In less than three weeks, Mexican president elect Pena Nieto will visit The White House. It remains uncertain if he will pressure the U.S. to enforce federal law on the Western states.

But, some see legalization as an important step in undercutting Mexican drug cartels. An IMCO study (in Spanish), finds that the American pot business brings about $2 billion a year to Mexico’s drug cartels. This is an extremely valuable asset. In comparison, the cocaine trade totals $2.4 billion.

Last week, The Economist broke down how legalization might indirectly effect the cartel profit. It's not that cartels are losing their US clients, it's the threat of competition with a larger domestic marijuana trafficking-ring that is most serious.

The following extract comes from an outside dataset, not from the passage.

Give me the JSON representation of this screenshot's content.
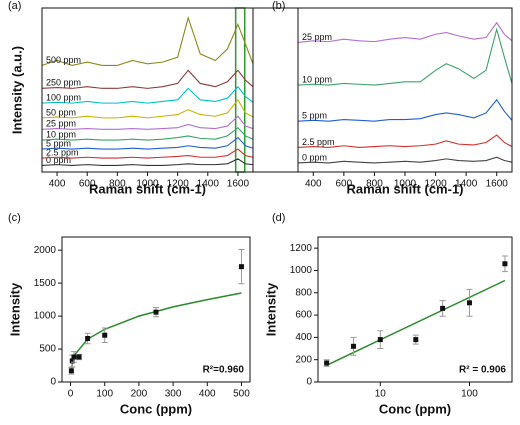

The cost of growing marijuana legally is about $880 per kilo. Adding on a decent mark-up, plus the taxes that would be applied, it puts the wholesale price of Washington marijuana at just over $2,000 per kilo. The cost of illegally transporting the drug adds about $500 per kilo for every thousand kilometres that the drug is hauled, it calculates, based on the fact that pot gets pricier the further you get from the Mexican border. So smuggling legal Washington dope to New York, for instance, would add about $1,900 to the cost of a kilo, giving a total wholesale price not much below $4,000. That would make it more expensive than imported Mexican pot. But home-grown marijuana is much better quality than the Mexican sort.

But all that assumes the federal government in the U.S. would allow legalization to go forward, and would turn a blind eye to cross-state-border drug trafficking. Not likely.

Thus far the Justice Department has said marijuana remains a Schedule 1 controlled substance and that it is "reviewing the ballot initiatives." As Colorado Gov. John Hickenlooper puts it, "don't break out the Cheetos" just yet.